US 12,488,233 B2
Neural network training method and apparatus, computer device, and storage medium
Zhao Peng Tu, Shenzhen (CN); Jian Li, Shenzhen (CN); Bao Song Yang, Shenzhen (CN); and Tong Zhang, Shenzhen (CN)
Assigned to TENCENT TECHNOLOGY (SHENZHEN) COMPANY LIMITED, Shenzhen (CN)
Filed by TENCENT TECHNOLOGY (SHENZHEN) COMPANY LIMITED, Guangdong (CN)
Filed on Oct. 15, 2020, as Appl. No. 17/071,078.
Application 17/071,078 is a continuation of application No. PCT/CN2019/103338, filed on Aug. 29, 2019.
Claims priority of application No. 201811032787.4 (CN), filed on Sep. 5, 2018.
Prior Publication US 2021/0027165 A1, Jan. 28, 2021
Int. Cl.
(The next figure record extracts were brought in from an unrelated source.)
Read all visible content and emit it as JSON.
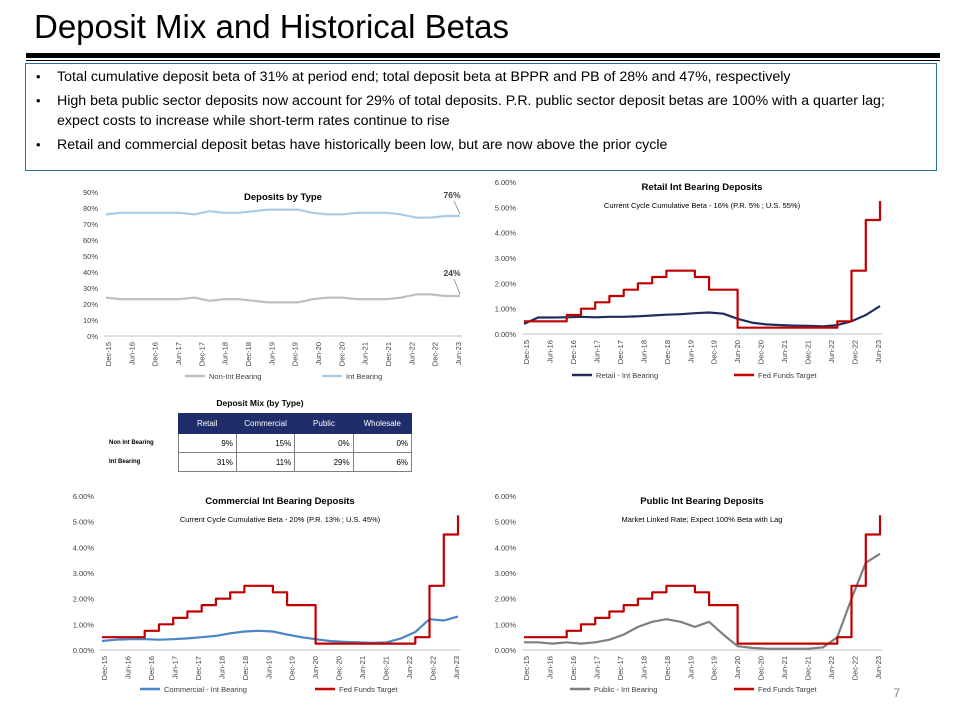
{
  "title": "Deposit Mix and Historical Betas",
  "bullets": [
    "Total cumulative deposit beta of 31% at period end; total deposit beta at BPPR and PB of 28% and 47%, respectively",
    "High beta public sector deposits now account for 29% of total deposits. P.R. public sector deposit betas are 100% with a quarter lag; expect costs to increase while short-term rates continue to rise",
    "Retail and commercial deposit betas have historically been low, but are now above the prior cycle"
  ],
  "page_number": "7",
  "colors": {
    "fed": "#c00000",
    "retail": "#1f2d5c",
    "commercial": "#4a86c5",
    "public": "#7f7f7f",
    "nonint": "#bfbfbf",
    "intbearing": "#a9cce6",
    "header": "#1f2d6b",
    "border": "#2f6f9f"
  },
  "deposit_mix": {
    "title": "Deposit Mix (by Type)",
    "columns": [
      "Retail",
      "Commercial",
      "Public",
      "Wholesale"
    ],
    "rows": [
      {
        "label": "Non Int Bearing",
        "values": [
          "9%",
          "15%",
          "0%",
          "0%"
        ]
      },
      {
        "label": "Int Bearing",
        "values": [
          "31%",
          "11%",
          "29%",
          "6%"
        ]
      }
    ]
  },
  "chart_data": [
    {
      "id": "deposits",
      "type": "line",
      "title": "Deposits by Type",
      "subtitle": "",
      "x_ticks": [
        "Dec-15",
        "Jun-16",
        "Dec-16",
        "Jun-17",
        "Dec-17",
        "Jun-18",
        "Dec-18",
        "Jun-19",
        "Dec-19",
        "Jun-20",
        "Dec-20",
        "Jun-21",
        "Dec-21",
        "Jun-22",
        "Dec-22",
        "Jun-23"
      ],
      "y_ticks": [
        "0%",
        "10%",
        "20%",
        "30%",
        "40%",
        "50%",
        "60%",
        "70%",
        "80%",
        "90%"
      ],
      "ylim": [
        0,
        90
      ],
      "annotations": [
        {
          "text": "76%",
          "series": 1
        },
        {
          "text": "24%",
          "series": 0
        }
      ],
      "series": [
        {
          "name": "Non-Int Bearing",
          "color": "#bfbfbf",
          "values": [
            24,
            23,
            23,
            23,
            23,
            23,
            24,
            22,
            23,
            23,
            22,
            21,
            21,
            21,
            23,
            24,
            24,
            23,
            23,
            23,
            24,
            26,
            26,
            25,
            25
          ]
        },
        {
          "name": "Int Bearing",
          "color": "#a9cce6",
          "values": [
            76,
            77,
            77,
            77,
            77,
            77,
            76,
            78,
            77,
            77,
            78,
            79,
            79,
            79,
            77,
            76,
            76,
            77,
            77,
            77,
            76,
            74,
            74,
            75,
            75
          ]
        }
      ]
    },
    {
      "id": "retail",
      "type": "line",
      "title": "Retail Int Bearing Deposits",
      "subtitle": "Current Cycle Cumulative Beta - 16% (P.R. 5% ; U.S. 55%)",
      "x_ticks": [
        "Dec-15",
        "Jun-16",
        "Dec-16",
        "Jun-17",
        "Dec-17",
        "Jun-18",
        "Dec-18",
        "Jun-19",
        "Dec-19",
        "Jun-20",
        "Dec-20",
        "Jun-21",
        "Dec-21",
        "Jun-22",
        "Dec-22",
        "Jun-23"
      ],
      "y_ticks": [
        "0.00%",
        "1.00%",
        "2.00%",
        "3.00%",
        "4.00%",
        "5.00%",
        "6.00%"
      ],
      "ylim": [
        0,
        6
      ],
      "series": [
        {
          "name": "Retail - Int Bearing",
          "color": "#1f2d5c",
          "values": [
            0.4,
            0.65,
            0.65,
            0.66,
            0.68,
            0.66,
            0.68,
            0.68,
            0.7,
            0.73,
            0.76,
            0.78,
            0.82,
            0.85,
            0.8,
            0.6,
            0.45,
            0.38,
            0.35,
            0.33,
            0.32,
            0.3,
            0.35,
            0.5,
            0.75,
            1.1
          ]
        },
        {
          "name": "Fed Funds Target",
          "color": "#c00000",
          "values": [
            0.5,
            0.5,
            0.5,
            0.75,
            1.0,
            1.25,
            1.5,
            1.75,
            2.0,
            2.25,
            2.5,
            2.5,
            2.25,
            1.75,
            1.75,
            0.25,
            0.25,
            0.25,
            0.25,
            0.25,
            0.25,
            0.25,
            0.5,
            2.5,
            4.5,
            5.25
          ]
        }
      ]
    },
    {
      "id": "commercial",
      "type": "line",
      "title": "Commercial Int Bearing Deposits",
      "subtitle": "Current Cycle Cumulative Beta - 20% (P.R. 13% ; U.S. 45%)",
      "x_ticks": [
        "Dec-15",
        "Jun-16",
        "Dec-16",
        "Jun-17",
        "Dec-17",
        "Jun-18",
        "Dec-18",
        "Jun-19",
        "Dec-19",
        "Jun-20",
        "Dec-20",
        "Jun-21",
        "Dec-21",
        "Jun-22",
        "Dec-22",
        "Jun-23"
      ],
      "y_ticks": [
        "0.00%",
        "1.00%",
        "2.00%",
        "3.00%",
        "4.00%",
        "5.00%",
        "6.00%"
      ],
      "ylim": [
        0,
        6
      ],
      "series": [
        {
          "name": "Commercial - Int Bearing",
          "color": "#4a86c5",
          "values": [
            0.35,
            0.4,
            0.42,
            0.42,
            0.4,
            0.42,
            0.45,
            0.5,
            0.55,
            0.65,
            0.72,
            0.75,
            0.72,
            0.6,
            0.5,
            0.42,
            0.35,
            0.32,
            0.3,
            0.28,
            0.3,
            0.45,
            0.7,
            1.2,
            1.15,
            1.3
          ]
        },
        {
          "name": "Fed Funds Target",
          "color": "#c00000",
          "values": [
            0.5,
            0.5,
            0.5,
            0.75,
            1.0,
            1.25,
            1.5,
            1.75,
            2.0,
            2.25,
            2.5,
            2.5,
            2.25,
            1.75,
            1.75,
            0.25,
            0.25,
            0.25,
            0.25,
            0.25,
            0.25,
            0.25,
            0.5,
            2.5,
            4.5,
            5.25
          ]
        }
      ]
    },
    {
      "id": "public",
      "type": "line",
      "title": "Public Int Bearing Deposits",
      "subtitle": "Market Linked Rate; Expect 100% Beta with Lag",
      "x_ticks": [
        "Dec-15",
        "Jun-16",
        "Dec-16",
        "Jun-17",
        "Dec-17",
        "Jun-18",
        "Dec-18",
        "Jun-19",
        "Dec-19",
        "Jun-20",
        "Dec-20",
        "Jun-21",
        "Dec-21",
        "Jun-22",
        "Dec-22",
        "Jun-23"
      ],
      "y_ticks": [
        "0.00%",
        "1.00%",
        "2.00%",
        "3.00%",
        "4.00%",
        "5.00%",
        "6.00%"
      ],
      "ylim": [
        0,
        6
      ],
      "series": [
        {
          "name": "Public - Int Bearing",
          "color": "#7f7f7f",
          "values": [
            0.3,
            0.3,
            0.25,
            0.3,
            0.25,
            0.3,
            0.4,
            0.6,
            0.9,
            1.1,
            1.2,
            1.1,
            0.9,
            1.1,
            0.6,
            0.15,
            0.08,
            0.05,
            0.05,
            0.05,
            0.05,
            0.1,
            0.5,
            2.0,
            3.4,
            3.75
          ]
        },
        {
          "name": "Fed Funds Target",
          "color": "#c00000",
          "values": [
            0.5,
            0.5,
            0.5,
            0.75,
            1.0,
            1.25,
            1.5,
            1.75,
            2.0,
            2.25,
            2.5,
            2.5,
            2.25,
            1.75,
            1.75,
            0.25,
            0.25,
            0.25,
            0.25,
            0.25,
            0.25,
            0.25,
            0.5,
            2.5,
            4.5,
            5.25
          ]
        }
      ]
    }
  ]
}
G06N 3/08 (2023.01); G06N 3/045 (2023.01)
CPC G06N 3/08 (2013.01) [G06N 3/045 (2023.01)] 20 Claims
OG exemplary drawing
 
1. A neural network training method, performed by a computer device, the method comprising:
obtaining a training sample set, each training sample in the training sample set including a corresponding standard label;
training a neural network module based on inputting the each training sample in the training sample set into the neural network model, the neural network model comprising n attention networks, the n attention networks respectively mapping the each training sample to n different subspaces, each subspace of the n subspaces comprising a corresponding query vector sequence, a corresponding key vector sequence, and a corresponding value vector sequence, and n being an integer greater than 1;
determining a space difference degree between the n subspaces by using the neural network model;
determining an output similarity degree according to an output of the neural network model and the standard label corresponding to the each training sample; and
retraining the neural network model by adjusting a model parameter of the neural network model according to the space difference degree and the output similarity degree until a convergence condition is satisfied, thereby obtaining a target neural network model based on retraining the neural network model by adjusting the model parameter.